"No!" Baba interrupted.

"But why? I'd be protected by my armor and...."

"No!" Baba clicked more firmly. There was a stern but puzzled expression on the little bear's face. "The arrow-birds are my friend-pets, I must not hurt them." He used a word in the clicking language which meant both friend and pet. It was something like the word "kikac," which he called Johnny—"friend-pet-brother."

"All right," Johnny said, "but I don't understand."

"You mustn't harm them, either," Baba said. "Remember, I brought you here. Otherwise you wouldn't know where the nests were. Even if you just tell the grownups and they kill them—well, it would be wrong. I would have—"

Baba was interrupted by a high whistling, shrieking noise, and the whir of wings. So quick you couldn't have followed his motions, Johnny squatted down, curled his feet under him, thrust his hands and forearms into special armor pockets. Six strangely shaped creatures were diving straight at him.

Arrow-birds! A dirty greenish yellow, they were long and slender, over a foot long. One could not tell where their heads left off and their necks began. They were shaped like long arrow points. Their gossamer-thin wings were a blur of motion.

Johnny braced himself so that if they hit him he would not be knocked over. In a fraction of a second they dived within fifty feet of him.

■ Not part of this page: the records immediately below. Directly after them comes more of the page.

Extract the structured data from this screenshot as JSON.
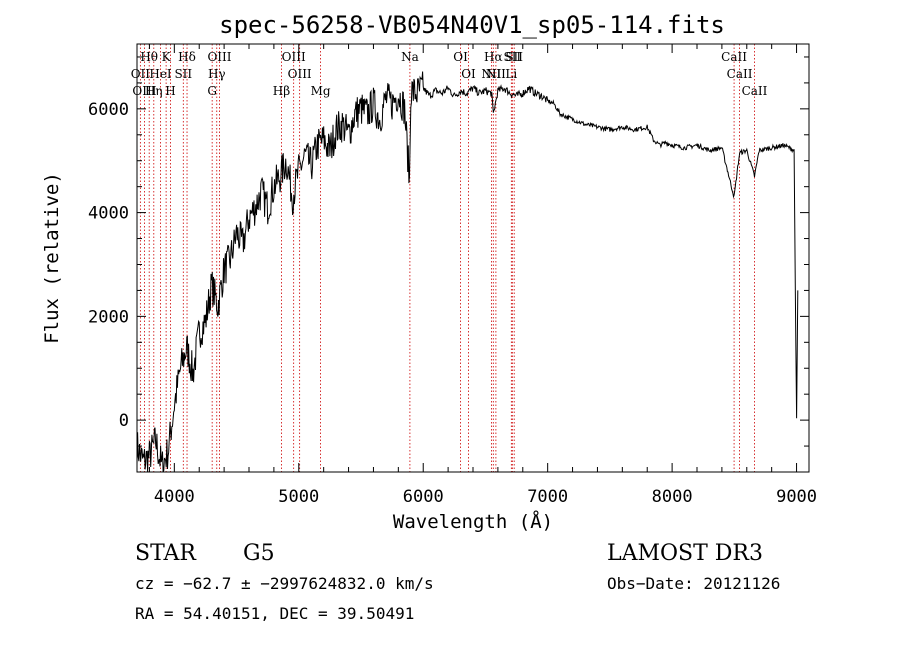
{
  "chart_data": {
    "type": "line",
    "title": "spec-56258-VB054N40V1_sp05-114.fits",
    "xlabel": "Wavelength (Å)",
    "ylabel": "Flux (relative)",
    "xlim": [
      3700,
      9100
    ],
    "ylim": [
      -1000,
      7250
    ],
    "xticks": [
      4000,
      5000,
      6000,
      7000,
      8000,
      9000
    ],
    "yticks": [
      0,
      2000,
      4000,
      6000
    ],
    "spectrum": {
      "name": "flux",
      "x": [
        3700,
        3750,
        3800,
        3850,
        3900,
        3950,
        4000,
        4050,
        4100,
        4150,
        4200,
        4250,
        4300,
        4350,
        4400,
        4450,
        4500,
        4550,
        4600,
        4650,
        4700,
        4750,
        4800,
        4850,
        4900,
        4950,
        5000,
        5050,
        5100,
        5150,
        5200,
        5250,
        5300,
        5350,
        5400,
        5450,
        5500,
        5550,
        5600,
        5650,
        5700,
        5750,
        5800,
        5850,
        5890,
        5900,
        5950,
        6000,
        6050,
        6100,
        6150,
        6200,
        6250,
        6300,
        6350,
        6400,
        6450,
        6500,
        6550,
        6563,
        6600,
        6650,
        6700,
        6750,
        6800,
        6850,
        6900,
        6950,
        7000,
        7050,
        7100,
        7200,
        7300,
        7400,
        7500,
        7600,
        7700,
        7800,
        7850,
        7900,
        7950,
        8000,
        8100,
        8200,
        8300,
        8400,
        8498,
        8542,
        8600,
        8662,
        8700,
        8800,
        8900,
        8980,
        9000,
        9010
      ],
      "y": [
        -500,
        -800,
        -700,
        -400,
        -900,
        -600,
        300,
        1000,
        1400,
        900,
        1700,
        1900,
        2600,
        2200,
        2900,
        3100,
        3600,
        3400,
        3900,
        4100,
        4400,
        4100,
        4500,
        4700,
        5000,
        4300,
        4800,
        5100,
        4900,
        5300,
        5400,
        5200,
        5600,
        5700,
        5500,
        5900,
        6000,
        5900,
        6100,
        5800,
        6200,
        6100,
        6300,
        6000,
        4600,
        6350,
        6300,
        6400,
        6250,
        6350,
        6300,
        6400,
        6250,
        6350,
        6300,
        6400,
        6300,
        6350,
        6300,
        5900,
        6350,
        6400,
        6300,
        6250,
        6300,
        6400,
        6300,
        6250,
        6150,
        6100,
        5900,
        5800,
        5700,
        5650,
        5600,
        5650,
        5600,
        5650,
        5400,
        5300,
        5350,
        5300,
        5250,
        5300,
        5200,
        5250,
        4300,
        5150,
        5200,
        4700,
        5200,
        5250,
        5300,
        5200,
        0,
        2500
      ]
    },
    "line_markers": [
      {
        "label": "Hθ",
        "wavelength": 3798
      },
      {
        "label": "OII",
        "wavelength": 3727
      },
      {
        "label": "OIII",
        "wavelength": 3760
      },
      {
        "label": "Hη",
        "wavelength": 3835
      },
      {
        "label": "HeI",
        "wavelength": 3889
      },
      {
        "label": "K",
        "wavelength": 3934
      },
      {
        "label": "H",
        "wavelength": 3969
      },
      {
        "label": "SII",
        "wavelength": 4072
      },
      {
        "label": "Hδ",
        "wavelength": 4102
      },
      {
        "label": "G",
        "wavelength": 4304
      },
      {
        "label": "Hγ",
        "wavelength": 4341
      },
      {
        "label": "OIII",
        "wavelength": 4363
      },
      {
        "label": "Hβ",
        "wavelength": 4861
      },
      {
        "label": "OIII",
        "wavelength": 4959
      },
      {
        "label": "OIII",
        "wavelength": 5007
      },
      {
        "label": "Mg",
        "wavelength": 5175
      },
      {
        "label": "Na",
        "wavelength": 5893
      },
      {
        "label": "OI",
        "wavelength": 6300
      },
      {
        "label": "OI",
        "wavelength": 6364
      },
      {
        "label": "NII",
        "wavelength": 6548
      },
      {
        "label": "Hα",
        "wavelength": 6563
      },
      {
        "label": "NII",
        "wavelength": 6584
      },
      {
        "label": "Li",
        "wavelength": 6708
      },
      {
        "label": "SII",
        "wavelength": 6716
      },
      {
        "label": "SII",
        "wavelength": 6731
      },
      {
        "label": "CaII",
        "wavelength": 8498
      },
      {
        "label": "CaII",
        "wavelength": 8542
      },
      {
        "label": "CaII",
        "wavelength": 8662
      }
    ]
  },
  "info": {
    "object_class": "STAR",
    "subclass": "G5",
    "survey": "LAMOST DR3",
    "cz_line": "cz = −62.7 ± −2997624832.0 km/s",
    "obs_date_line": "Obs−Date: 20121126",
    "radec_line": "RA =  54.40151, DEC =  39.50491"
  },
  "colors": {
    "axis": "#000000",
    "spectrum": "#000000",
    "marker": "#cc0000"
  }
}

"Go away friend-pets," Baba clicked, as loudly and as fast as he could. "Go away! Bother us not!" He repeated his cry in a kind of chant, so rapidly it was almost a trill.

The shrieking whistle changed to a low hum. The arrow-birds pulled out of their dive. They floated in mid-air, their wings awhir. One had almost reached Johnny and was hovering in the air only a couple of yards away. It bent its neck out of arrow position and looked straight at him. Its little purple eyes glittered against the yellow green skin of its head.